Che Lancia abbia chiamato “Unyca” l’ultima versione della Ypsilon, suona un po’ beffardo. Infatti non esiste un altro marchio al mondo che possiede un solo modello. Lo camuffano più o meno una volta all’anno con qualche ritocco, per non far pensare che sia sempre lo stesso: un giochino che non inganna nessuno. Ma nonostante questo, anche nel 2016 ha venduto in Italia quasi 66mila auto. Più di tutte le Mercedes (che di modelli ne commercializza 25) insieme; più di Audi, di Citroen e di Bmw che la seguono nella classifica delle immatricolazioni. E quasi il doppio di Alfa Romeo, “sorellastra” che si porta via tutte le attenzioni (e la borsa) del capo con il maglione blu. Non è Cenerentola però: nel suo piccolo, Lancia è un fenomeno. Paranormale.


Sergio Marchionne l’ha confessato pubblicamente poche settimane fa a Ginevra: «Mi dispiace non poterne finanziare il rilancio, ma non ho mai visto un progetto convincente di questo brand, e in grado di farci guadagnare. Preferisco concentrarmi su Alfa e lasciar stare Lancia, per quanto sia molto legato a quel nome. Io stesso ho comprato da poco una vecchia Delta Integrale, ma rifare oggi qualcosa che sia alla sua altezza non è immaginabile...».

Fine delle trasmissioni. C’è solo la Ypsilon e sola resterà. Lei piace, ha stile, il pubblico femminile anzi la adora e si augura che non cambi mai troppo. Fino a quando resisterà, questa è la domanda successiva. Non il modello, che funziona benissimo, ma il marchio stesso. Mummificato per scelta, e per mancanza di idee, nonostante un passato forte, fatto di lusso, raffinatezza e grandi risultati nei Mondiali rally che disputava e vinceva.

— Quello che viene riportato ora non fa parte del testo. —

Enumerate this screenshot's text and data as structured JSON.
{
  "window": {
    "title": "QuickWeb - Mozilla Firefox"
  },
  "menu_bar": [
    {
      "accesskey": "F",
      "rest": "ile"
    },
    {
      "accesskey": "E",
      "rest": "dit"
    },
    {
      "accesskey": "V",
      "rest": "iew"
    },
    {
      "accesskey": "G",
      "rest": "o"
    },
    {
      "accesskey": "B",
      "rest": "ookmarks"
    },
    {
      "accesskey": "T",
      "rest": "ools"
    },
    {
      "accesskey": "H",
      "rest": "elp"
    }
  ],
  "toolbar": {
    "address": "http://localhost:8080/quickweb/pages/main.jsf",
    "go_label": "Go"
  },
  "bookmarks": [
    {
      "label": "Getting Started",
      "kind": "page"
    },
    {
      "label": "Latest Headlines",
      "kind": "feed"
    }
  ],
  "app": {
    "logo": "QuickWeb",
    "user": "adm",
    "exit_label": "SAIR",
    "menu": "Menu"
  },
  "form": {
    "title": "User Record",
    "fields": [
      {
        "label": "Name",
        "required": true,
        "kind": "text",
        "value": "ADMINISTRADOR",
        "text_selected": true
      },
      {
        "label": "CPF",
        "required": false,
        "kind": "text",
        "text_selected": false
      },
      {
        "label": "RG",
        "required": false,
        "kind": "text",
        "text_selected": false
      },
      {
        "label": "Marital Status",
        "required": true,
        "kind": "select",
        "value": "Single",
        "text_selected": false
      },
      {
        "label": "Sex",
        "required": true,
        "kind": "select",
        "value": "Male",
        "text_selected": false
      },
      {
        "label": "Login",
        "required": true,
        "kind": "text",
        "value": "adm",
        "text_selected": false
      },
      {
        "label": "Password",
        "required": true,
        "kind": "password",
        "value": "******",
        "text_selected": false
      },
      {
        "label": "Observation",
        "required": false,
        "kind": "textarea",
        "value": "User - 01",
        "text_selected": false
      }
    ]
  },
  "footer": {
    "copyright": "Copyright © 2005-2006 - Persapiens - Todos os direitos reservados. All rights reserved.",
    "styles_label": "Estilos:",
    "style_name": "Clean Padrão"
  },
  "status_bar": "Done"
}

Tra le più antiche case automobilistiche italiane, fu fondata nel 1906 a Torino da Vincenzo Lancia e si specializzò nella fabbricazione di veicoli di lusso. Nel 1958 la acquista Carlo Pesenti, proprietario di Italcementi, il quale nel 1969, per respingere un tentativo di scalata del suo gruppo industriale da parte di Michele Sindona, la cede alla Fiat. Nel 2007 diventa Lancia Automobiles e, dopo la formazione della nuova capogruppo Fiat Chrysler Automobiles, diventa una sussidiaria di Fca Italy. Nel progetto iniziale di quest’ultima, Lancia doveva essere una sorta di gemma per impreziosire la rozza Chrysler. Ci hanno provato, ma la riproposizione della Thema su base Chrysler C300, non è piaciuta affatto. Peggio ancora l’azzardo della Flavia derivata dalla Chrysler 200 Cabrio, uscita di produzione nell’ottobre 2013, dopo appena un anno e mezzo dall’esordio. Dei rispettivi modelli del passato non avevano nulla, a iniziare dal passo, decisamente troppo americano. Classe zero, mercato insignificante, missione abortita. E futuro sbarrato, almeno all’estero, dove Lancia non ha storia e probabilmente continuerà al massimo a travestirsi da Chrysler.


La coperta è corta, produrre auto costa tanto e un progetto serio ha bisogno di anni di investimenti, troppi per un marchio come Fca abituato a ragionare solo sul breve periodo. Finchè la Ypsilon corre così (in assoluto è ancora la seconda auto più acquistata in Italia dopo la Panda) in realtà Lancia potrebbe essere un tassello spendibile verso un potenziale acquirente straniero. Ipotesi però smentita da Marchionne, che ha ribadito che fino a quando resterà al timone non venderà nulla. Il risiko delle alleanze in atto non consente di escluderlo, ma intanto Lancia resta svilita di fronte al suo passato senza futuro. Sola, ferma, Unyca.